ÉLEVAGE
Ragondins et leptospirose : un fléau sous-estimé

La leptospirose est une infection fréquente dans les cheptels bovins. La prolifération des ragondins n’y est pas étrangère avec un rongeur sur deux porteurs de la maladie. Difficile à diagnostiquer, la leptospirose coûte cher aux élevages. Le meilleur moyen de lutte reste encore la prévention.

Ragondins et leptospirose : un fléau sous-estimé
Le principal mode de transmission de la leptospirose est la contamination directe via les souillures liées aux urines des ragondins. ©M_Labille

Le ragondin, animal envahissant devenu hors de contrôle, et connu pour être porteur de la leptospirose. « Originaire d’Amérique du Sud, le ragondin a été introduit en Europe pour sa fourrure au début du XIXe siècle et depuis, ce gros rongeur s’est installé partout », explique Nicolas Gamb de la Fédération régionale de défense contre les organismes nuisibles (Fredon) Bourgogne-Franche- Comté. Très prolifique et sans prédateur naturel, le ragondin produit 2 à 3 portées de 5 à 7 petits par an et il ingurgite entre 1,2 et 2,5 kg de
végétaux par jour ! Il occasionne de nombreux dégâts aux cultures ainsi qu’aux berges et aux ouvrages du fait de ses impressionnants terriers. Provoquant par son activité un salissement des eaux, il aggrave l’envasement des cours d’eau et a un impact négatif sur les autres espèces. Il est aussi porteur de nombreuses maladies tout comme le rat musqué qui est moins préoccupant cependant.

Réservoirs à bactéries

« Connue chez les animaux d’élevage, la leptospirose s’installe partout où il y a des réservoirs, indique Jocelyn Amiot du GTV BFC. Or, ces réservoirs de maladies sont tous les rongeurs de la grande famille des rats, ragondins inclus. Ils propagent des bactéries à travers leurs urines et ces bactéries peuvent contaminer d’autres animaux à la faveur d’une lésion sur la peau. » 50 % des ragondins et des rats noirs sont porteurs de la leptospirose. Mais d’autres animaux peuvent la transmettre aussi, sauvages ou domestiques.
En France, il y a énormément de « sérovars de la leptospirose », affirme Jocelyn Amiot, précisant que tous ne sont pas dangereux. « La leptospirose est souvent présente sous forme subclinique. Dans ce cas, le sérovar adapté va préférentiellement sur un hôte réservoir. L’animal n’est pas malade, mais il est excréteur de la bactérie par ses urines. » En revanche, lorsque le sérovar est atypique de l’espèce (hôte accidentel), la bactérie est très agressive et provoque des formes aiguës de leptospirose.

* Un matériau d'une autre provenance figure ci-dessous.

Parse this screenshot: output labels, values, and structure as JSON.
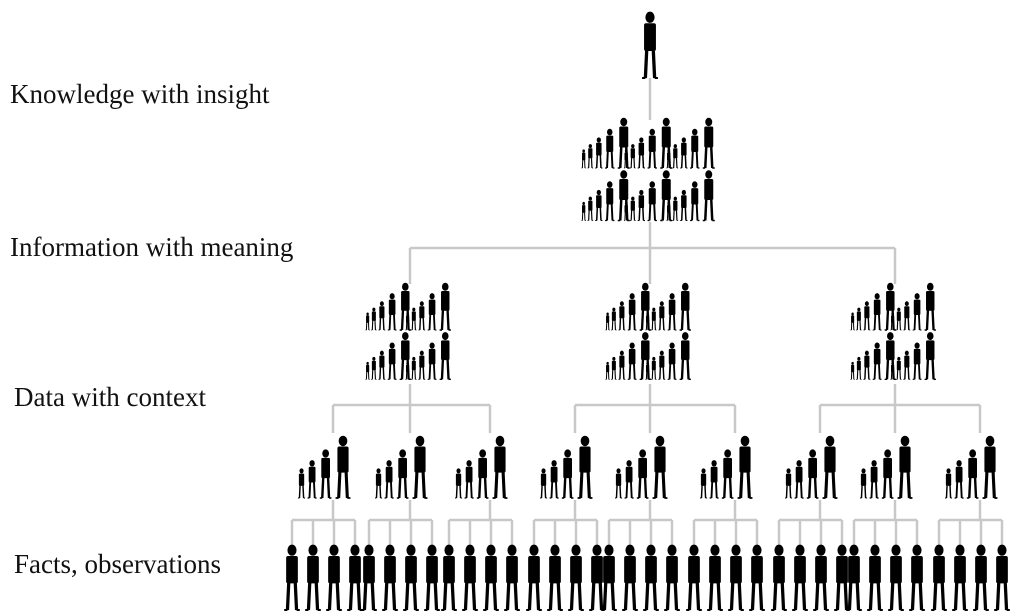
{
  "levels": [
    "Knowledge with insight",
    "Information with meaning",
    "Data with context",
    "Facts, observations"
  ]
}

Le principal mode de transmission est la contamination directe via les souillures liées aux urines des ragondins. Le temps d’incubation est de quize jours. Sous sa forme clinique, la leptospirose se manifeste par un syndrome grippal avec fièvre et même septicémie mortelle. Les signes cliniques sont cependant très variables selon l’âge, l’espèce, le
sérotype. La leptospirose se traduit souvent par un portage sain avec des animaux porteurs de la maladie dont on a du mal à déterminer s’ils sont excréteurs ou non. La forme la plus courante et la plus coûteuse est la forme chronique. Le critère d’alerte est un problème de reproduction, mais cette leptospirose est largement sous-estimée car son diagnostic est difficile. Les avortements peuvent aller jusqu’à 60 % sur quelques jours. Il y a aussi « des veaux mort-nés ou des veaux qui n’ont pas trop de vie ». Des problèmes d’infertilité (retour en chaleur) complètent ce tableau. La maladie affecte aussi la lactation avec chute de production, modification de la qualité du lait, mammites…

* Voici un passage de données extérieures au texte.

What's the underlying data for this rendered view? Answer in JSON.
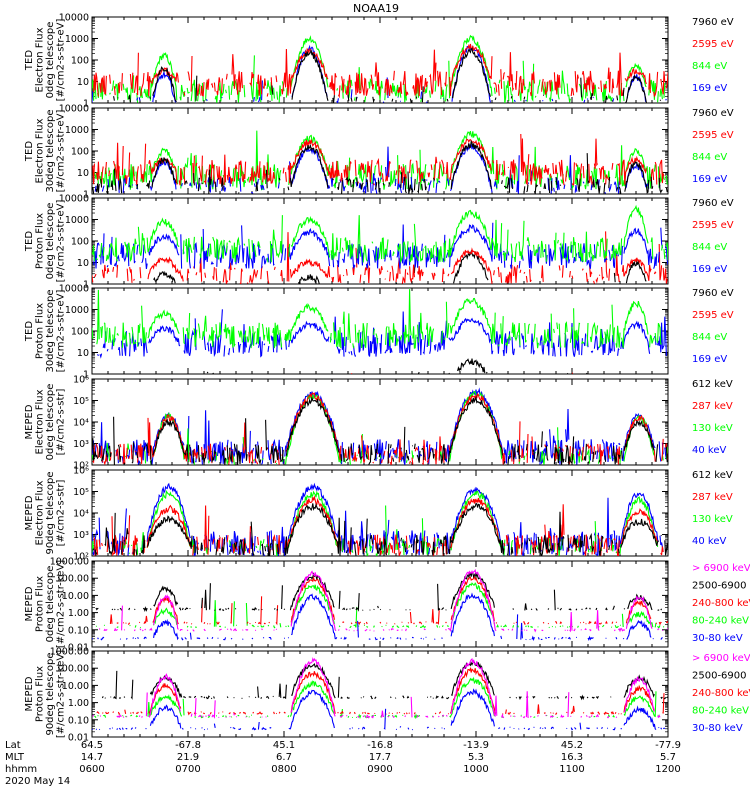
{
  "title": "NOAA19",
  "colors": {
    "black": "#000000",
    "red": "#ff0000",
    "green": "#00ff00",
    "blue": "#0000ff",
    "magenta": "#ff00ff"
  },
  "footer": {
    "row_labels": [
      "Lat",
      "MLT",
      "hhmm"
    ],
    "date": "2020 May 14",
    "ticks": [
      {
        "lat": "64.5",
        "mlt": "14.7",
        "time": "0600"
      },
      {
        "lat": "-67.8",
        "mlt": "21.9",
        "time": "0700"
      },
      {
        "lat": "45.1",
        "mlt": "6.7",
        "time": "0800"
      },
      {
        "lat": "-16.8",
        "mlt": "17.7",
        "time": "0900"
      },
      {
        "lat": "-13.9",
        "mlt": "5.3",
        "time": "1000"
      },
      {
        "lat": "45.2",
        "mlt": "16.3",
        "time": "1100"
      },
      {
        "lat": "-77.9",
        "mlt": "5.7",
        "time": "1200"
      }
    ]
  },
  "chart_data": [
    {
      "type": "line",
      "panel": 1,
      "ylabel": [
        "TED",
        "Electron Flux",
        "0deg telescope",
        "[#/cm2-s-str-eV]"
      ],
      "yscale": "log",
      "ylim": [
        1,
        10000
      ],
      "ytick_labels": [
        "1",
        "10",
        "100",
        "1000",
        "10000"
      ],
      "xlim": [
        "0600",
        "1200"
      ],
      "legend": [
        {
          "label": "7960 eV",
          "color": "#000000"
        },
        {
          "label": "2595 eV",
          "color": "#ff0000"
        },
        {
          "label": "844 eV",
          "color": "#00ff00"
        },
        {
          "label": "169 eV",
          "color": "#0000ff"
        }
      ],
      "order": [
        "#00ff00",
        "#0000ff",
        "#ff0000",
        "#000000"
      ],
      "base": [
        -0.2,
        0.9,
        0.5,
        -0.3
      ],
      "passes": [
        {
          "t": "0645",
          "w": "0008",
          "peak": [
            1.6,
            1.5,
            2.2,
            1.3
          ]
        },
        {
          "t": "0816",
          "w": "0012",
          "peak": [
            2.3,
            2.4,
            3.0,
            2.5
          ]
        },
        {
          "t": "0957",
          "w": "0013",
          "peak": [
            2.4,
            2.6,
            3.0,
            2.6
          ]
        },
        {
          "t": "1140",
          "w": "0007",
          "peak": [
            1.2,
            1.5,
            1.8,
            1.2
          ]
        }
      ]
    },
    {
      "type": "line",
      "panel": 2,
      "ylabel": [
        "TED",
        "Electron Flux",
        "30deg telescope",
        "[#/cm2-s-str-eV]"
      ],
      "yscale": "log",
      "ylim": [
        1,
        10000
      ],
      "ytick_labels": [
        "1",
        "10",
        "100",
        "1000",
        "10000"
      ],
      "xlim": [
        "0600",
        "1200"
      ],
      "legend": [
        {
          "label": "7960 eV",
          "color": "#000000"
        },
        {
          "label": "2595 eV",
          "color": "#ff0000"
        },
        {
          "label": "844 eV",
          "color": "#00ff00"
        },
        {
          "label": "169 eV",
          "color": "#0000ff"
        }
      ],
      "order": [
        "#00ff00",
        "#0000ff",
        "#ff0000",
        "#000000"
      ],
      "base": [
        0.2,
        1.0,
        0.8,
        0.2
      ],
      "passes": [
        {
          "t": "0645",
          "w": "0008",
          "peak": [
            1.6,
            1.6,
            2.0,
            1.5
          ]
        },
        {
          "t": "0816",
          "w": "0012",
          "peak": [
            2.2,
            2.4,
            2.6,
            2.1
          ]
        },
        {
          "t": "0957",
          "w": "0013",
          "peak": [
            2.3,
            2.5,
            2.8,
            2.2
          ]
        },
        {
          "t": "1140",
          "w": "0007",
          "peak": [
            1.4,
            1.6,
            2.0,
            1.3
          ]
        }
      ]
    },
    {
      "type": "line",
      "panel": 3,
      "ylabel": [
        "TED",
        "Proton Flux",
        "0deg telescope",
        "[#/cm2-s-str-eV]"
      ],
      "yscale": "log",
      "ylim": [
        1,
        10000
      ],
      "ytick_labels": [
        "1",
        "10",
        "100",
        "1000",
        "10000"
      ],
      "xlim": [
        "0600",
        "1200"
      ],
      "legend": [
        {
          "label": "7960 eV",
          "color": "#000000"
        },
        {
          "label": "2595 eV",
          "color": "#ff0000"
        },
        {
          "label": "844 eV",
          "color": "#00ff00"
        },
        {
          "label": "169 eV",
          "color": "#0000ff"
        }
      ],
      "order": [
        "#000000",
        "#ff0000",
        "#0000ff",
        "#00ff00"
      ],
      "base": [
        -0.5,
        0.3,
        1.6,
        1.3
      ],
      "passes": [
        {
          "t": "0645",
          "w": "0010",
          "peak": [
            0.5,
            1.2,
            2.9,
            2.2
          ]
        },
        {
          "t": "0816",
          "w": "0012",
          "peak": [
            0.3,
            1.0,
            3.0,
            2.4
          ]
        },
        {
          "t": "0957",
          "w": "0013",
          "peak": [
            1.4,
            1.5,
            3.3,
            2.6
          ]
        },
        {
          "t": "1140",
          "w": "0008",
          "peak": [
            1.0,
            1.1,
            3.5,
            2.5
          ]
        }
      ]
    },
    {
      "type": "line",
      "panel": 4,
      "ylabel": [
        "TED",
        "Proton Flux",
        "30deg telescope",
        "[#/cm2-s-str-eV]"
      ],
      "yscale": "log",
      "ylim": [
        1,
        10000
      ],
      "ytick_labels": [
        "1",
        "10",
        "100",
        "1000",
        "10000"
      ],
      "xlim": [
        "0600",
        "1200"
      ],
      "legend": [
        {
          "label": "7960 eV",
          "color": "#000000"
        },
        {
          "label": "2595 eV",
          "color": "#ff0000"
        },
        {
          "label": "844 eV",
          "color": "#00ff00"
        },
        {
          "label": "169 eV",
          "color": "#0000ff"
        }
      ],
      "order": [
        "#000000",
        "#ff0000",
        "#0000ff",
        "#00ff00"
      ],
      "base": [
        -0.5,
        -0.5,
        1.8,
        1.4
      ],
      "passes": [
        {
          "t": "0645",
          "w": "0010",
          "peak": [
            -0.5,
            -0.5,
            2.8,
            2.1
          ]
        },
        {
          "t": "0816",
          "w": "0012",
          "peak": [
            -0.5,
            -0.5,
            3.1,
            2.3
          ]
        },
        {
          "t": "0957",
          "w": "0013",
          "peak": [
            0.6,
            -0.5,
            3.4,
            2.5
          ]
        },
        {
          "t": "1140",
          "w": "0008",
          "peak": [
            -0.5,
            -0.5,
            3.3,
            2.3
          ]
        }
      ]
    },
    {
      "type": "line",
      "panel": 5,
      "ylabel": [
        "MEPED",
        "Electron Flux",
        "0deg telescope",
        "[#/cm2-s-str]"
      ],
      "yscale": "log",
      "ylim": [
        100,
        1000000
      ],
      "ytick_labels": [
        "10²",
        "10³",
        "10⁴",
        "10⁵",
        "10⁶"
      ],
      "xlim": [
        "0600",
        "1200"
      ],
      "legend": [
        {
          "label": "612 keV",
          "color": "#000000"
        },
        {
          "label": "287 keV",
          "color": "#ff0000"
        },
        {
          "label": "130 keV",
          "color": "#00ff00"
        },
        {
          "label": "40 keV",
          "color": "#0000ff"
        }
      ],
      "order": [
        "#0000ff",
        "#00ff00",
        "#ff0000",
        "#000000"
      ],
      "base": [
        2.4,
        2.4,
        2.1,
        2.6
      ],
      "passes": [
        {
          "t": "0648",
          "w": "0010",
          "peak": [
            4.0,
            4.2,
            4.3,
            4.3
          ]
        },
        {
          "t": "0818",
          "w": "0017",
          "peak": [
            5.0,
            5.2,
            5.2,
            5.3
          ]
        },
        {
          "t": "1000",
          "w": "0017",
          "peak": [
            5.0,
            5.2,
            5.3,
            5.4
          ]
        },
        {
          "t": "1142",
          "w": "0010",
          "peak": [
            4.0,
            4.2,
            4.2,
            4.3
          ]
        }
      ]
    },
    {
      "type": "line",
      "panel": 6,
      "ylabel": [
        "MEPED",
        "Electron Flux",
        "90deg telescope",
        "[#/cm2-s-str]"
      ],
      "yscale": "log",
      "ylim": [
        100,
        1000000
      ],
      "ytick_labels": [
        "10²",
        "10³",
        "10⁴",
        "10⁵",
        "10⁶"
      ],
      "xlim": [
        "0600",
        "1200"
      ],
      "legend": [
        {
          "label": "612 keV",
          "color": "#000000"
        },
        {
          "label": "287 keV",
          "color": "#ff0000"
        },
        {
          "label": "130 keV",
          "color": "#00ff00"
        },
        {
          "label": "40 keV",
          "color": "#0000ff"
        }
      ],
      "order": [
        "#0000ff",
        "#00ff00",
        "#ff0000",
        "#000000"
      ],
      "base": [
        2.4,
        2.4,
        2.2,
        2.6
      ],
      "passes": [
        {
          "t": "0648",
          "w": "0014",
          "peak": [
            3.7,
            4.2,
            4.9,
            5.2
          ]
        },
        {
          "t": "0818",
          "w": "0016",
          "peak": [
            4.3,
            4.6,
            4.9,
            5.2
          ]
        },
        {
          "t": "1000",
          "w": "0016",
          "peak": [
            4.3,
            4.6,
            4.9,
            5.1
          ]
        },
        {
          "t": "1142",
          "w": "0012",
          "peak": [
            3.6,
            4.1,
            4.6,
            4.9
          ]
        }
      ]
    },
    {
      "type": "line",
      "panel": 7,
      "ylabel": [
        "MEPED",
        "Proton Flux",
        "0deg telescope",
        "[#/cm2-s-str-keV]"
      ],
      "yscale": "log",
      "ylim": [
        0.01,
        1000
      ],
      "ytick_labels": [
        "0.01",
        "0.10",
        "1.00",
        "10.00",
        "100.00",
        "1000.00"
      ],
      "xlim": [
        "0600",
        "1200"
      ],
      "legend": [
        {
          "label": "> 6900 keV",
          "color": "#ff00ff"
        },
        {
          "label": "2500-6900",
          "color": "#000000"
        },
        {
          "label": "240-800 keV",
          "color": "#ff0000"
        },
        {
          "label": "80-240 keV",
          "color": "#00ff00"
        },
        {
          "label": "30-80 keV",
          "color": "#0000ff"
        }
      ],
      "order": [
        "#0000ff",
        "#00ff00",
        "#ff0000",
        "#000000",
        "#ff00ff"
      ],
      "base": [
        -1.0,
        0.2,
        -0.6,
        -0.8,
        -1.5
      ],
      "passes": [
        {
          "t": "0646",
          "w": "0008",
          "peak": [
            0.9,
            1.4,
            0.8,
            0.1,
            -0.6
          ]
        },
        {
          "t": "0818",
          "w": "0014",
          "peak": [
            2.3,
            2.1,
            1.9,
            1.5,
            0.9
          ]
        },
        {
          "t": "0958",
          "w": "0014",
          "peak": [
            2.4,
            2.2,
            2.0,
            1.6,
            1.0
          ]
        },
        {
          "t": "1142",
          "w": "0008",
          "peak": [
            0.9,
            0.9,
            0.6,
            -0.1,
            -0.6
          ]
        }
      ]
    },
    {
      "type": "line",
      "panel": 8,
      "ylabel": [
        "MEPED",
        "Proton Flux",
        "90deg telescope",
        "[#/cm2-s-str-keV]"
      ],
      "yscale": "log",
      "ylim": [
        0.01,
        1000
      ],
      "ytick_labels": [
        "0.01",
        "0.10",
        "1.00",
        "10.00",
        "100.00",
        "1000.00"
      ],
      "xlim": [
        "0600",
        "1200"
      ],
      "legend": [
        {
          "label": "> 6900 keV",
          "color": "#ff00ff"
        },
        {
          "label": "2500-6900",
          "color": "#000000"
        },
        {
          "label": "240-800 keV",
          "color": "#ff0000"
        },
        {
          "label": "80-240 keV",
          "color": "#00ff00"
        },
        {
          "label": "30-80 keV",
          "color": "#0000ff"
        }
      ],
      "order": [
        "#0000ff",
        "#00ff00",
        "#ff0000",
        "#000000",
        "#ff00ff"
      ],
      "base": [
        -0.8,
        0.3,
        -0.6,
        -0.8,
        -1.5
      ],
      "passes": [
        {
          "t": "0646",
          "w": "0010",
          "peak": [
            1.5,
            1.4,
            1.0,
            0.3,
            -0.3
          ]
        },
        {
          "t": "0818",
          "w": "0014",
          "peak": [
            2.4,
            2.2,
            1.7,
            1.1,
            0.6
          ]
        },
        {
          "t": "0958",
          "w": "0014",
          "peak": [
            2.4,
            2.3,
            1.9,
            1.3,
            0.6
          ]
        },
        {
          "t": "1142",
          "w": "0010",
          "peak": [
            1.4,
            1.4,
            0.8,
            0.3,
            -0.4
          ]
        }
      ]
    }
  ]
}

La prévention, meilleur moyen de lutte

« À défaut de vaccin et de traitements efficaces, le meilleur moyen de lutte contre la leptospirose reste encore la prévention », résume Jocelyn Amiot. Une prévention qui commence par une bonne régulation des ragondins envahisseurs. Le ragondin est classé dans la catégorie 1 des espèces susceptibles d’occasionner des dégâts (Esod). Ce classement autorise sa destruction toute l’année par tir, piégeage ou déterrage. Le piégeage peut être effectué par des piégeurs agréés ayant suivi deux jours de formation. Il est possible de capturer les ragondins sans être piégeur agréé, mais il faut user de pièges qui ne tuent pas (catégorie 1) et disposer d’un droit de destruction écrit. La régulation par tir ou déterrage est réservée aux détenteurs de permis de chasser muni d’un droit de chasser ou d’un droit de destruction écrit.